- The California Superior Court has denied a motion to dismiss a class action lawsuit against A.J. Boggs & Company for a health data breach that exposed confidential medical records of 93 individuals with HIV, Lambda Legal, who is representing the plaintiffs, announced Oct. 4.
A.J. Boggs & Company administered the online enrollment system for the California AIDS Drug Assistant Program (ADAP), which is a federally funded program to provide financial assistance for medication to people living with AIDS who are not eligible for Medicaid.
“We are very pleased California’s Superior Court rejected A.J. Boggs & Company’s attempt to have this case dismissed. A.J. Boggs & Company must be held responsible for failing to secure the private and confidential HIV-related medical information of Californians with HIV who rely on the ADAP for life-saving medication,” said Jamie Gliksberg, the Lambda Legal attorney leading this case.
In 2016, the California Department of Public Health contracted with A.J. Boggs & Company to administer the ADAP enrollment program. Lambda Legal is accusing A.J. Boggs & Company with developing and launching an enrollment portal without adequate security testing.
In February 2017, CDPH discovered that an unknown third party accessed the portal and downloaded medical information of 93 people with AIDS. As a result, CDPH canceled the contract with A.J. Boggs & Company on March 1, 2017, and notified those affected by the breach in April 2017.
“When members of already vulnerable communities—transgender people, women, people of color, undocumented people, individuals with low incomes—already face challenges in accessing health care, undermining the trust they have in the ADAP is not just a breach of security, it creates a barrier to care,” commented Lambda Legal Counsel and HIV Project Director Scott Schoettes.
Lambda Legal filed a complaint on April 3, 2018, against A.J. Boggs & Company alleging that the company violated California’s medical privacy laws, including the California AIDS Public Health Records Confidentiality Act and the California Confidentiality of Medical Information Act.
“This class action is brought to vindicate the privacy rights of Plaintiff and all other persons living with HIV whose identities, personal data, and medical information were accessed by unauthorized individuals because Defendant A.J. Boggs failed to adequately protect and secure this highly sensitive information,” the complaint argued.
“Between August 2016 and November 2016, Plaintiff and the putative class members were participants in California’s AIDS Drug Assistance Program (“ADAP”).
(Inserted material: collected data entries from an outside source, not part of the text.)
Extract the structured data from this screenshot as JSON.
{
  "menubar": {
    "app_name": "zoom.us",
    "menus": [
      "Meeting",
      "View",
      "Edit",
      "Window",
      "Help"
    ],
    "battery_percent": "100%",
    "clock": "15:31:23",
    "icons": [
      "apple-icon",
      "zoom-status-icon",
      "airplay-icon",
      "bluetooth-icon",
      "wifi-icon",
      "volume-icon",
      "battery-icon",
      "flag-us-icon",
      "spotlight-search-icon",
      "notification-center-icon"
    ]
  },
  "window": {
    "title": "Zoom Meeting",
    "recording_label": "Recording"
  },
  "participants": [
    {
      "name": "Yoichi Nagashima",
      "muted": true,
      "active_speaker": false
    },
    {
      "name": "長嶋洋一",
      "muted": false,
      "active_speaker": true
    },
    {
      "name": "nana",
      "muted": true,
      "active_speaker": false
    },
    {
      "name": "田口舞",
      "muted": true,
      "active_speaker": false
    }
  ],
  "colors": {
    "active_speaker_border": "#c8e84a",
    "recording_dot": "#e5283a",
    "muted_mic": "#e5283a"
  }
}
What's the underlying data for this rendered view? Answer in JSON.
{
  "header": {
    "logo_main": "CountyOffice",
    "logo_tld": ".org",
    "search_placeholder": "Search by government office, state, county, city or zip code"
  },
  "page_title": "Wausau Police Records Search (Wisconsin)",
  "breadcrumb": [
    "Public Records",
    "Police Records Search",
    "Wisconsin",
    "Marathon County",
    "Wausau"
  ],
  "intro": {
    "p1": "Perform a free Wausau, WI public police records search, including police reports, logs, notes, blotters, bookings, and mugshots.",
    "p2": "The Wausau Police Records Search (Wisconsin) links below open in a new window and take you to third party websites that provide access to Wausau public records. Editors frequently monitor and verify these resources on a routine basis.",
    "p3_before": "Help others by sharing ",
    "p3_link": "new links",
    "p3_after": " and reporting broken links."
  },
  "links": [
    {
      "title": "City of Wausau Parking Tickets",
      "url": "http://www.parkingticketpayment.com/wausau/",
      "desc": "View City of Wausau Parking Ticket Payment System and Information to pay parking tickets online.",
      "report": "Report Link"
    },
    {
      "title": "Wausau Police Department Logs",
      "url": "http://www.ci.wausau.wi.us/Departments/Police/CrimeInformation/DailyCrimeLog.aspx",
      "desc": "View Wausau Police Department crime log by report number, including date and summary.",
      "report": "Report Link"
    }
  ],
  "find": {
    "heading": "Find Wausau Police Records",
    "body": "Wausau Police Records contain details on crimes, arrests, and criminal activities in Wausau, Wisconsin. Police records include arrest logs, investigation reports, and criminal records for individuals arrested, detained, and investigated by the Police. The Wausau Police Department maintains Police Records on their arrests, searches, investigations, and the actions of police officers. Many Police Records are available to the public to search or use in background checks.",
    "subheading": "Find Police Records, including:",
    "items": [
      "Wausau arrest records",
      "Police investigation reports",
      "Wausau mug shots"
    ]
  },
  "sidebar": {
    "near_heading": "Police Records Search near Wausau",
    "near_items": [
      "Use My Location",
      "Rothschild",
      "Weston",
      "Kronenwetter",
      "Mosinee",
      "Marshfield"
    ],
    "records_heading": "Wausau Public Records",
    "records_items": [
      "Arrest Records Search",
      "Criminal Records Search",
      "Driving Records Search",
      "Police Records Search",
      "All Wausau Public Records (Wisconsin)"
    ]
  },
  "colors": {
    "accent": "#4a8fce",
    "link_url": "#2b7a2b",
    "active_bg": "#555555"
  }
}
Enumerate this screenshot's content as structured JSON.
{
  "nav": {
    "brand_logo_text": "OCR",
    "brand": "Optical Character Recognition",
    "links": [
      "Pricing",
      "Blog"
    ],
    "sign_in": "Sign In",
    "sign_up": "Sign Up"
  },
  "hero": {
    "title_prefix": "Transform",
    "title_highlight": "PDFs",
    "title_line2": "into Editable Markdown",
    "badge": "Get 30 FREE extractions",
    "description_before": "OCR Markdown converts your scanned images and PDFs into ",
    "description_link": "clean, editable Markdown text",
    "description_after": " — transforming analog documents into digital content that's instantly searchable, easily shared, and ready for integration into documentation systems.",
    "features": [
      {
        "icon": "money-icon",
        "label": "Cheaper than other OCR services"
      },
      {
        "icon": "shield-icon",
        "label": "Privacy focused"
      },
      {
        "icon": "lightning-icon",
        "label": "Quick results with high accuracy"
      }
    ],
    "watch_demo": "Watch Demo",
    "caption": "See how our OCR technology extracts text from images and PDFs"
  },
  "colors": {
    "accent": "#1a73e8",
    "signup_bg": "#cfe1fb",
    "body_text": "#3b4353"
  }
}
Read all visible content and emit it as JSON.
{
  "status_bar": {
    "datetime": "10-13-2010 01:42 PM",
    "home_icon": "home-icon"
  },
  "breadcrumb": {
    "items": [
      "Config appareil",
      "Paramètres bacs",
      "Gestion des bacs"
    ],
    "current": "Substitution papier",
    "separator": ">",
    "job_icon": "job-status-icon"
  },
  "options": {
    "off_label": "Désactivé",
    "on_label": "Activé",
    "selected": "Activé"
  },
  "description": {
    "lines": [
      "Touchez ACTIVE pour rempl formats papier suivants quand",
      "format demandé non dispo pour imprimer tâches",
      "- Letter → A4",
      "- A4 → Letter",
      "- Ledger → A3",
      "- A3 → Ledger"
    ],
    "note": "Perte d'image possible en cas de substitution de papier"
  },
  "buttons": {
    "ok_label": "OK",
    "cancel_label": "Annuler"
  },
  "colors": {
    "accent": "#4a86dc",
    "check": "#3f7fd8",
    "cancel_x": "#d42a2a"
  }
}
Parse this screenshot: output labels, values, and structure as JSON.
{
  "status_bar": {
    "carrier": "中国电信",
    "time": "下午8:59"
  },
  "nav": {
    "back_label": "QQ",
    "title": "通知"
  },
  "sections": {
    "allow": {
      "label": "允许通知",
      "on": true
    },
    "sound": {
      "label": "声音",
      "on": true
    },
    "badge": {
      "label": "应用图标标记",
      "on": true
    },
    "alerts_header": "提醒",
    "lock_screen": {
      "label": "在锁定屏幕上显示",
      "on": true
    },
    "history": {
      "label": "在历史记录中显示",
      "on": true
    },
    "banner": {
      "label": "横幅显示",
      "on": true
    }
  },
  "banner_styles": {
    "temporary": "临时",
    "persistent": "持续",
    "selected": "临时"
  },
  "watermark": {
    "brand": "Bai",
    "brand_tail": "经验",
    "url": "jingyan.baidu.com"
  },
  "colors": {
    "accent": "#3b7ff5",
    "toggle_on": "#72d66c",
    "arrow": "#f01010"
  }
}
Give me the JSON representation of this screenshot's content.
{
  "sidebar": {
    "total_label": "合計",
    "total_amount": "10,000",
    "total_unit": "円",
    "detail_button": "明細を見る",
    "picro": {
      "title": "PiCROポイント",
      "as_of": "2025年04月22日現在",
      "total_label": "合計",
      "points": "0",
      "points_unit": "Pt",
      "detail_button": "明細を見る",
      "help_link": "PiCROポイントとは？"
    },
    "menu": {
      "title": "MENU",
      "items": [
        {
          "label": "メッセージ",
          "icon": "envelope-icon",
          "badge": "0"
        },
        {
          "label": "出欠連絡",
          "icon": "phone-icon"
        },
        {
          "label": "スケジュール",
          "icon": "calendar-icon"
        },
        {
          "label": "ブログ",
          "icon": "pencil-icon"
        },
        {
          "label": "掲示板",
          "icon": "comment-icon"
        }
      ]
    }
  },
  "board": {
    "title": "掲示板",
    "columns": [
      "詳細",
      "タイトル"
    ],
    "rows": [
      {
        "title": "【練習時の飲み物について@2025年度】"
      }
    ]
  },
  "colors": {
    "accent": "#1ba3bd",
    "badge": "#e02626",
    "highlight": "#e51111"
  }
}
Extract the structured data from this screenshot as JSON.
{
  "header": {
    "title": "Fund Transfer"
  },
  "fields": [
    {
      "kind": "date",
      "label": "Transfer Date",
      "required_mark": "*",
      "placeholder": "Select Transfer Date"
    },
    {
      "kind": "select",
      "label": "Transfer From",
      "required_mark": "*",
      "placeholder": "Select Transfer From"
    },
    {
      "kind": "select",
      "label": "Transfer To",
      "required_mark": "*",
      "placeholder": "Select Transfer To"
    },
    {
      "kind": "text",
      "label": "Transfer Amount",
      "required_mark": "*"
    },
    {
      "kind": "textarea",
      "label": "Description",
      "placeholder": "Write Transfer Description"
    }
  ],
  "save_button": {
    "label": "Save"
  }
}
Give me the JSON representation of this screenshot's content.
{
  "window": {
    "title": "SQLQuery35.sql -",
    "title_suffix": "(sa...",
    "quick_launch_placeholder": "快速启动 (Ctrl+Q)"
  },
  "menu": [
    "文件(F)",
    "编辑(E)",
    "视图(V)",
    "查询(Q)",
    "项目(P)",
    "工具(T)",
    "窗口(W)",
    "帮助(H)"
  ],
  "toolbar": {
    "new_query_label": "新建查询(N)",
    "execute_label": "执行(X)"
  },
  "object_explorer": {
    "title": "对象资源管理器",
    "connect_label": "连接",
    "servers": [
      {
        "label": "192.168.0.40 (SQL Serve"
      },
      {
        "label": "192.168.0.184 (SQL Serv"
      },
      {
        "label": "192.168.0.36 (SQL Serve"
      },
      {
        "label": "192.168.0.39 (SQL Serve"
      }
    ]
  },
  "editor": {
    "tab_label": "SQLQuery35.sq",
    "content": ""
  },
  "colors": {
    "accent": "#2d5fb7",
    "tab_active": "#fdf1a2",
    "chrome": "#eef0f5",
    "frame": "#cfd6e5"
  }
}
The program participants relied on A.J. Boggs, the company contracted to administer program enrollment, to aid them in procuring life-saving medications to keep HIV under control,” the complaint alleged.
“Instead of treating the private health information of its clients with the care it was due, A.J. Boggs left the database containing this information open to exploitation. As a result of A.J. Boggs’s negligent or willful conduct, ninety-three participants in California’s ADAP program had their private information accessed by individuals who subsequently could reveal participants’ HIV status to an unknown number of additional individuals,” it added.
Alan Doe, the lead plaintiff who uses a pseudonym for purposes of the lawsuit, stated that the HIV medications “are life-saving for me, and I could only afford them through the AIDS Drug Assistance Program.”
“That does not mean, however, that I deserved to have my confidential medical information exposed publicly. With whom, when and how I share my HIV status is my right and my decision, and A.J. Boggs & Company took both away from me. Lambda Legal is here to make sure a breach like this never happens again,” he added.
In addition to Gliksberg and Schoettes, Alan Doe and the other plaintiffs in the class-action lawsuit are being represented by Lambda Legal’s Anthony Pinggera and Cozen O’Connor’s Lawrence Gordon, Andrew M. Hutchison, and Nandini Kavuri.